Lecturer in Postcolonial and Environmental History at the Department of Humanities and Social Sciences

Department of Humanities and Social Sciences at the University of Exeter, Cornwall campus, United Kingdom

Australia

Max Weber alumnus

Department of History and Civilization

Cohort(s): 2021/2022, 2022/2023

Ph.D. Institution

University of  Sydney, Australia

Biography

Emma Kluge is a historian of international organisations, anti-colonial activism and decolonisation in the Pacific. Her work investigates the intersection between transnational activism and institutions of global governance. She earned her PhD from the University of Sydney in 2021 with a dissertation on the West Papuan campaign for decolonisation at the United Nations in the 1960s. During her PhD, Emma also worked as a Research Fellow with the Laureate for International History focusing on the impact of the League of Nations in Oceania.
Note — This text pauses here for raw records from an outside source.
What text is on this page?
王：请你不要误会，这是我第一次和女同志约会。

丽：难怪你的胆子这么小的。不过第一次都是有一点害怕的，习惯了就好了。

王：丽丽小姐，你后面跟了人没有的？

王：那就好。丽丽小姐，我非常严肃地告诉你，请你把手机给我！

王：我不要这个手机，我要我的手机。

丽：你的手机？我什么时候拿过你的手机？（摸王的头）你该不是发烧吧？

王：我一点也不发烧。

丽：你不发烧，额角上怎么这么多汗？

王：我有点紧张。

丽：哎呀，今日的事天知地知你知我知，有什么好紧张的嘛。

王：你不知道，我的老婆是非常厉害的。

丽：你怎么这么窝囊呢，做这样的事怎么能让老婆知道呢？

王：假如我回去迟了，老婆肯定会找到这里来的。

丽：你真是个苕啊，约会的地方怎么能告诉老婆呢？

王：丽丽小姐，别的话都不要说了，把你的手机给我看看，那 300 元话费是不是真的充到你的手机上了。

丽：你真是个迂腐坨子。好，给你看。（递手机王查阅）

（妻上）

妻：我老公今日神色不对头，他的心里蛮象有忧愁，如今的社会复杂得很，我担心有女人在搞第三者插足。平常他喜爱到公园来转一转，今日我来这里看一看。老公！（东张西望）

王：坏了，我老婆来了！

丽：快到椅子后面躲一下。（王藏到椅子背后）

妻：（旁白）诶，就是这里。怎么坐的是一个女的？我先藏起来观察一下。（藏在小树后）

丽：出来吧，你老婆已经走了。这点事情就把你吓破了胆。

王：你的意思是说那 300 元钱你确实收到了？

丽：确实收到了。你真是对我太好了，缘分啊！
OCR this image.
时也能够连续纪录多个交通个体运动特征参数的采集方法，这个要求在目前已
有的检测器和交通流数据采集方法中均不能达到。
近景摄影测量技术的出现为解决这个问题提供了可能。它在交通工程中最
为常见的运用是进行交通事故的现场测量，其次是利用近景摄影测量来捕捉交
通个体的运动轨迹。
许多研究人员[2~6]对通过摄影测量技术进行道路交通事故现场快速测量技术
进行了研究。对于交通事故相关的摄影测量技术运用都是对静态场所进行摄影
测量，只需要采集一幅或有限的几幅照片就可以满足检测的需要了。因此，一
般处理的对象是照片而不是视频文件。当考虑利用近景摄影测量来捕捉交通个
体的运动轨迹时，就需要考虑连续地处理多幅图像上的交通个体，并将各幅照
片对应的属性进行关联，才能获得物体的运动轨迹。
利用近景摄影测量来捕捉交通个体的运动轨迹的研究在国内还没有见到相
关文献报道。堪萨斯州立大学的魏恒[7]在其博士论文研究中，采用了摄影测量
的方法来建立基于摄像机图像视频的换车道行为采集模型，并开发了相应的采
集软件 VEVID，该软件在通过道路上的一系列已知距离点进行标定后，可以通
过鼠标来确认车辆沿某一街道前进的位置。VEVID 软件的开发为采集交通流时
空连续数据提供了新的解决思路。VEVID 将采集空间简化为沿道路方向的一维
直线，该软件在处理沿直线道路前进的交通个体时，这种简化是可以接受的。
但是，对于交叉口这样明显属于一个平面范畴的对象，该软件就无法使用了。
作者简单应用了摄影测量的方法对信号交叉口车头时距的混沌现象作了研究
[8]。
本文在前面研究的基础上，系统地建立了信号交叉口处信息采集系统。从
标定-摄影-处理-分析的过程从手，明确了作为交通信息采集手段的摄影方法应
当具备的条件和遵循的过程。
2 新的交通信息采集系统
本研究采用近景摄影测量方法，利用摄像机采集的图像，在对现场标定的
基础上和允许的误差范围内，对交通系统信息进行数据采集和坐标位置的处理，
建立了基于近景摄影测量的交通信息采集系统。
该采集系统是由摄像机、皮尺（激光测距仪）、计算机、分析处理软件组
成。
As a Max Weber Fellow, Emma is working on a book manuscript on the West Papuan independence campaign at the United Nations in the 1960s. Placing the campaign within the broader sphere of transnational anti-colonialism and post-war global governance, her manuscript investigates connections between Africa and the Pacific, and interactions between activists and officials at the UN. Using West Papua as a case study, the monograph traces the shifts in politics of self-determination and decolonisation that occurred in the 1960s.

Emma has taught undergraduate courses on International and Global Studies, colonial history, and the history of decolonisation and anti-colonial activism at the University of Sydney. Her teaching interests encompass transnational activism, race, indigeneity, colonialism, decolonisation, human rights and international organisations.